As shown in Table 4, the laminated film in which the coating layer was formed using the sputtering target material for coating layer formation of the present invention has little decrease in reflectance due to discoloration even if left in a high temperature and high humidity atmosphere for a long time, It was confirmed that sufficient moisture resistance was obtained.

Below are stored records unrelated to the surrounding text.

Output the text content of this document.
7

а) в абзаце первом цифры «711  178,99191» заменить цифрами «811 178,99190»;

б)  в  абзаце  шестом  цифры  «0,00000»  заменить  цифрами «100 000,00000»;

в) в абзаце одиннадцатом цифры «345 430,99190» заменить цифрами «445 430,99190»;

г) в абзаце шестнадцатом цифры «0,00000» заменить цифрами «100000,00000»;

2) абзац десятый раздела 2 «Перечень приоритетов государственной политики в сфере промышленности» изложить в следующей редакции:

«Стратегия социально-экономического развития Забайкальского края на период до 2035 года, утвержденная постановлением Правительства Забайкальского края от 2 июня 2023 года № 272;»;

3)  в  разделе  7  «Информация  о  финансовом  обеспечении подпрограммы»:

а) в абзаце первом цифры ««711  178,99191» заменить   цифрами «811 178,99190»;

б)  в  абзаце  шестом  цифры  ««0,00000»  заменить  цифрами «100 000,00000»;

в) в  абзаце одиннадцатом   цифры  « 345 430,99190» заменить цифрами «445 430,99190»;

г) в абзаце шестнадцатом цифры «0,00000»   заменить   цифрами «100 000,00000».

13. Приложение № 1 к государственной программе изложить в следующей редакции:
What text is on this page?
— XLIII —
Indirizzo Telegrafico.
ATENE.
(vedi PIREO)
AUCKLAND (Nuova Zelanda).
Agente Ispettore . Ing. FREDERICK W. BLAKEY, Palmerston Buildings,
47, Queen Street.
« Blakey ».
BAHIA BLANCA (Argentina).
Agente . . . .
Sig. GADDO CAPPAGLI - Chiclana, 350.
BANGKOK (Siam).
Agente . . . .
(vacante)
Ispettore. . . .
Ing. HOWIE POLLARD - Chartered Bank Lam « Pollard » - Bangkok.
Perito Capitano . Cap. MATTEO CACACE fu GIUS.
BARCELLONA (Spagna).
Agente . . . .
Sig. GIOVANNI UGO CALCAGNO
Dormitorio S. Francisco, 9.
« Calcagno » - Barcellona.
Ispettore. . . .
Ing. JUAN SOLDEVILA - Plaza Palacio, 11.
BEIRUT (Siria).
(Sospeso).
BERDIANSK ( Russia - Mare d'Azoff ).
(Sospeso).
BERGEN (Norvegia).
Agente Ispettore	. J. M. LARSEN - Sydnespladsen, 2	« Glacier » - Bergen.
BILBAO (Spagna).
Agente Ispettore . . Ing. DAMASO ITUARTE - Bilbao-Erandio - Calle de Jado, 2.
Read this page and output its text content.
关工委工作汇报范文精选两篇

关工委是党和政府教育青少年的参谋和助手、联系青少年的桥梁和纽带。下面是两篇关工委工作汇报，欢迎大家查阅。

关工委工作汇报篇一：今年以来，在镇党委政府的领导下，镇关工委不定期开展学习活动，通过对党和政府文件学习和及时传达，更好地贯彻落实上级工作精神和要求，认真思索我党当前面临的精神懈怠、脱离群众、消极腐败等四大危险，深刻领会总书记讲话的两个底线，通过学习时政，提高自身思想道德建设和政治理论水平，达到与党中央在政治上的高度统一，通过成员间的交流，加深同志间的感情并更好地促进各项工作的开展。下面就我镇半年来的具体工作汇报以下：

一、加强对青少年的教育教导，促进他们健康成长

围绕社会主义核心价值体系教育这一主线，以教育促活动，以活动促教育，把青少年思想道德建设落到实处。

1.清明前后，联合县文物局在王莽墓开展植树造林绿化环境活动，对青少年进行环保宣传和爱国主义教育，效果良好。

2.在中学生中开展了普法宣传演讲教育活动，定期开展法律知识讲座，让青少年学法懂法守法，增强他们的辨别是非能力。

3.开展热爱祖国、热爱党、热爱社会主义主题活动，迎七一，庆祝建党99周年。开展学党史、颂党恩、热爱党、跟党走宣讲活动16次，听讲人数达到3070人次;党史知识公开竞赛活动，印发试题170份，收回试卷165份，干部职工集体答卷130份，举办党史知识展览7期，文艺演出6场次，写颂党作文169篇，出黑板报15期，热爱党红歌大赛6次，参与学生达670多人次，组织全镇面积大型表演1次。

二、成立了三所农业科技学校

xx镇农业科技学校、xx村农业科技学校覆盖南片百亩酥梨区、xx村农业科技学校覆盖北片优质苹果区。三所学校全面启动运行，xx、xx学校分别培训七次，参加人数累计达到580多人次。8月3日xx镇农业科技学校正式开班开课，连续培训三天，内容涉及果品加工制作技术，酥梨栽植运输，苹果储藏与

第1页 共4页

From the above, by using the sputtering target material for forming a coating layer according to the present invention, the adhesion, weather resistance, and oxidation resistance of the Cu thin film layer are secured, and a coating layer capable of stable wet etching is stably formed. It was confirmed that it was possible.

Claims (4)

In a sputtering target material for forming a coating layer of a thin film layer made of Cu or Cu alloy, Mn is contained in 7 to 25 atomic% , Mo is contained in 5 to 30 atomic%, Cu is contained in 10 to 40 atomic%, and Fe is contained in 0 to 5 atomic%. And the total amount of Mn , Mo, Cu, and Fe is 60 atomic% or less, the balance is Ni and inevitable impurities, and the Curie point is room temperature or lower. Target material.   The Mn is 7 to 20 atomic%, the Mo is 10 to 25 atomic%, the Cu is 10 to 25 atomic%, the Fe is 0 to 3 atomic%, and the Mn, Mo, Cu, and Fe The total amount is 27-50 atomic%, The sputtering target material for coating layer formation of Claim 1 characterized by the above-mentioned. The method of manufacturing a Cu or Cu of an alloy thin layer for forming a coating layer sputtering target material, Mn and 7-25 atomic%, Mo 5 to 30 atomic%, Cu is 10 to 40 atomic%, Fe 0 to 5 Atomic% contains , Mn , Mo, Cu, and Fe in total contain 60 atomic% or less, the remainder is made of Ni and inevitable impurities, and the alloy powder having a Curie point below room temperature is pressure sintered. The manufacturing method of the sputtering target material for coating layer formation characterized by the above-mentioned. In the alloy powder, the Mn is 7 to 20 atomic%, the Mo is 10 to 30 atomic%, the Cu is 10 to 25 atomic%, the Fe is 0 to 3 atomic%, the Mn, the Mo, and the The total amount of Cu and said Fe is 27-50 atomic%, The manufacturing method of the sputtering target material for coating layer formation of Claim 3 characterized by the above-mentioned.